Ali bin Abdullah al-Wazir (15 June 1885 – 21 June 1948) was a Yemeni military commander, politician, and prince of the al-Wazir family. He served as commander of the Yemeni armed forces during the reign of Imam Abdullah al-Wazir and was the Emir of Taiz Liwa in the Mutawakkilite Kingdom of Yemen. He was also one of the leaders of the Constitutional Revolution against Imam Yahya Muhammad Hamid ed-Din.

He was born in Bayt al-Sayyid, a village in Bani Hushaysh District, on 15 June 1885.

== Education ==
At the age of five, al-Wazir enrolled in a traditional school in the al-Abna area of Bani Hushaysh, where he studied the Quran, writing, and basic arithmetic under Sheikh Ahmad Ali Jarallah. He later moved to Al-Rawdah, where he studied Islamic sciences, Quranic recitation, and Arabic grammar at its Grand Mosque under Ali bin Ahmad al-Sadmi and Abdullah bin Abdul Karim Abu Talib. He subsequently moved to Sana'a to continue his studies in its mosques under Ahmad bin Mohammed al-Arasi, Ali Hussein al-Maghribi, and Ali bin Hassan Sanhoub.

== Ottoman period ==
Al-Wazir joined the forces of Imam Yahya Muhammad Hamid ed-Din in fighting the Ottoman Army in Yemen and participated in the siege of Sana'a in 1911. Following the Treaty of Da'an between Imam Yahya and the Ottoman Empire, he served as governor of Bani Matar, al-Basatin, and Haraz from 1912 to 1919.

== Mutawakkilite Kingdom ==
In 1919, al-Wazir led the forces of the Mutawakkilite Kingdom in campaigns to establish control over Taiz Liwa. He suppressed the rebellion in Hubaysh and extended his control over al-Udayn and Dhi Sufal. He also achieved victories in the battles of Jabal Saber and the fortress of al-Maqatirah.

By 1921, he had consolidated control over the entire Taiz Liwa and incorporated it into the Mutawakkilite Kingdom of Yemen. In 1920, he formed the Fourth Liwa Brigade composed entirely of recruits from Taiz Liwa, and in 1927 he established the Eighth Liwa Brigade, also composed entirely of men from Taiz Liwa.
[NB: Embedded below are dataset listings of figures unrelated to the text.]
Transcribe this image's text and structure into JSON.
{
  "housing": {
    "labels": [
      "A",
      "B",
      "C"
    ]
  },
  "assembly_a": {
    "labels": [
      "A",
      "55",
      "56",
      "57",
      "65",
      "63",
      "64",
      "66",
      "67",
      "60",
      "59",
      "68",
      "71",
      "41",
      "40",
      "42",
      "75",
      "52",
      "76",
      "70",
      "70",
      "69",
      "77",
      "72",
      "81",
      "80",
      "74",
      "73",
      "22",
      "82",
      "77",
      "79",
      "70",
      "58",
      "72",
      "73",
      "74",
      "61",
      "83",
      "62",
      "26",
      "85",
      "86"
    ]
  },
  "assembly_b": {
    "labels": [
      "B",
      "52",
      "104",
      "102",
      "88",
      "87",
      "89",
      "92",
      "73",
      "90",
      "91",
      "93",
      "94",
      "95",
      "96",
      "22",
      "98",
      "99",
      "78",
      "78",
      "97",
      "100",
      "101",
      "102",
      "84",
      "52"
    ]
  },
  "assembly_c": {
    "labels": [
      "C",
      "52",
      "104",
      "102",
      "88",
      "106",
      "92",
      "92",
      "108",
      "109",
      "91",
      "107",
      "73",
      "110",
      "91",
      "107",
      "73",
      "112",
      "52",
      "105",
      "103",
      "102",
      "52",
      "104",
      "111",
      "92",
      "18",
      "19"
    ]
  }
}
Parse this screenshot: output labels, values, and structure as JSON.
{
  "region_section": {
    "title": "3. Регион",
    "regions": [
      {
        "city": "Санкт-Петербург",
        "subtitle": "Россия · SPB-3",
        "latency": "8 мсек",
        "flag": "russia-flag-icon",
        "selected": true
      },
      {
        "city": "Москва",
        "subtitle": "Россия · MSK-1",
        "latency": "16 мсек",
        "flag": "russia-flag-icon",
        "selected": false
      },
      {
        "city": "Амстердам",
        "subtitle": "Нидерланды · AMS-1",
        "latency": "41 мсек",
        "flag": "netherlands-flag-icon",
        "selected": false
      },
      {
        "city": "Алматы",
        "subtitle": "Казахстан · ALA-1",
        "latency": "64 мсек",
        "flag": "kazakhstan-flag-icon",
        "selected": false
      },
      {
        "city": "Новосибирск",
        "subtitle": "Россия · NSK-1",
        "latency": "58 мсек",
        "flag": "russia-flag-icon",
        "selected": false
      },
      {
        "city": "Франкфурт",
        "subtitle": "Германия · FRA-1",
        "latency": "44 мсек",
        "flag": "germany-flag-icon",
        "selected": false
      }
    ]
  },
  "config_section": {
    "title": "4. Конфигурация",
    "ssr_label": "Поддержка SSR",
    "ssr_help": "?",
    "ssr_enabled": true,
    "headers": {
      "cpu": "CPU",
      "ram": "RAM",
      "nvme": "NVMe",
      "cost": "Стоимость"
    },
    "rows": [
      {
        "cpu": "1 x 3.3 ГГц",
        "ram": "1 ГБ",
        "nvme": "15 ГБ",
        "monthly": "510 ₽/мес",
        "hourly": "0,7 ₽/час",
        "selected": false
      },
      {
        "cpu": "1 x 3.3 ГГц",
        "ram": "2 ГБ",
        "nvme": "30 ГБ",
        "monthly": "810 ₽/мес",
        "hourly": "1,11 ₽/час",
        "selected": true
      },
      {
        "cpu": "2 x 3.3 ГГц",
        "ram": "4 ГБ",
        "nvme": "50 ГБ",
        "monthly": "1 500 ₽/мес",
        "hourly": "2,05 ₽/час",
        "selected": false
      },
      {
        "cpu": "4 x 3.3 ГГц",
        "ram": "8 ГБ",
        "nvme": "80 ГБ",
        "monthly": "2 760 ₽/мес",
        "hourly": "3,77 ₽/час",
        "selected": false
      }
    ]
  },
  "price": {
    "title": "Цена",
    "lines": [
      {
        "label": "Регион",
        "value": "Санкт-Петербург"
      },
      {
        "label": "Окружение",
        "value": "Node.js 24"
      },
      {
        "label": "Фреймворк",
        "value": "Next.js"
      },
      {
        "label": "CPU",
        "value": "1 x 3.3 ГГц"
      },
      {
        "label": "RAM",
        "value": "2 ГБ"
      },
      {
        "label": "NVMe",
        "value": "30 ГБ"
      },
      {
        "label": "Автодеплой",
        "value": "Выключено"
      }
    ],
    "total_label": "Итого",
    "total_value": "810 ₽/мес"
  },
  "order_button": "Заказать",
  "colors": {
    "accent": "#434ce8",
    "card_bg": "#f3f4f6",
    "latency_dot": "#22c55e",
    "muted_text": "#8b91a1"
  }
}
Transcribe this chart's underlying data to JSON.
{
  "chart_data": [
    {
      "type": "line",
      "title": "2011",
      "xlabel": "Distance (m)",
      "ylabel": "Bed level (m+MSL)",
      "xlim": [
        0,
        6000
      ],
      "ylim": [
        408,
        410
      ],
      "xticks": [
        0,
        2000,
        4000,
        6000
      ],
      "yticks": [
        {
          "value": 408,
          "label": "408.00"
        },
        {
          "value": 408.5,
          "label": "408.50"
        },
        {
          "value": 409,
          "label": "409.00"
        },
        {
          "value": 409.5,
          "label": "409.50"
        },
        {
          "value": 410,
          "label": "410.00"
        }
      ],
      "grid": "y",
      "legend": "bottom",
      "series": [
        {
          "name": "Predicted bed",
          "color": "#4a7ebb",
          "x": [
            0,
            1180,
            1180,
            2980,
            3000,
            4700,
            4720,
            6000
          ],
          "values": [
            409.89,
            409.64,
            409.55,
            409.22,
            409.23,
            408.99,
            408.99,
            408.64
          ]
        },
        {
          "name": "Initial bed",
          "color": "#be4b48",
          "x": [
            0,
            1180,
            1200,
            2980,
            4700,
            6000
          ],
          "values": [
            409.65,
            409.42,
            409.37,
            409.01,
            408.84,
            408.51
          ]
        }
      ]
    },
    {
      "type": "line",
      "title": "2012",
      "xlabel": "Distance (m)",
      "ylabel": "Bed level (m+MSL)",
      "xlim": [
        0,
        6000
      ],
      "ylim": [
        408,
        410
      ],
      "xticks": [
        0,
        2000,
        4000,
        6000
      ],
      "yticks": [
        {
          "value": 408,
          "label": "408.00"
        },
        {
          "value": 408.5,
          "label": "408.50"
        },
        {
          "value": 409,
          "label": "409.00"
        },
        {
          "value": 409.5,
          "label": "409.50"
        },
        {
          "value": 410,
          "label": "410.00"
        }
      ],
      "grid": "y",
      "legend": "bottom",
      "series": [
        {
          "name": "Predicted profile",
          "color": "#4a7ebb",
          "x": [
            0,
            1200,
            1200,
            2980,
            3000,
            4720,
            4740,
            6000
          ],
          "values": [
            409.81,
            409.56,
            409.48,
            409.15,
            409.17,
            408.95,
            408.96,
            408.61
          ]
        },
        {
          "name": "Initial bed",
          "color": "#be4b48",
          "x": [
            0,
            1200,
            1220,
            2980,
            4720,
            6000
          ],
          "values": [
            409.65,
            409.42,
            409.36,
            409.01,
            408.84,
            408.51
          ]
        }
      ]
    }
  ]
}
== Constitutional Revolution ==
Al-Wazir participated in the 1948 Constitutional Revolution against Imam Yahya. Following the victory of Imam Ahmad bin Yahya over the revolutionaries, he was imprisoned with other revolutionary leaders in Cairo Castle in Hajjah and was executed on 21 June 1948.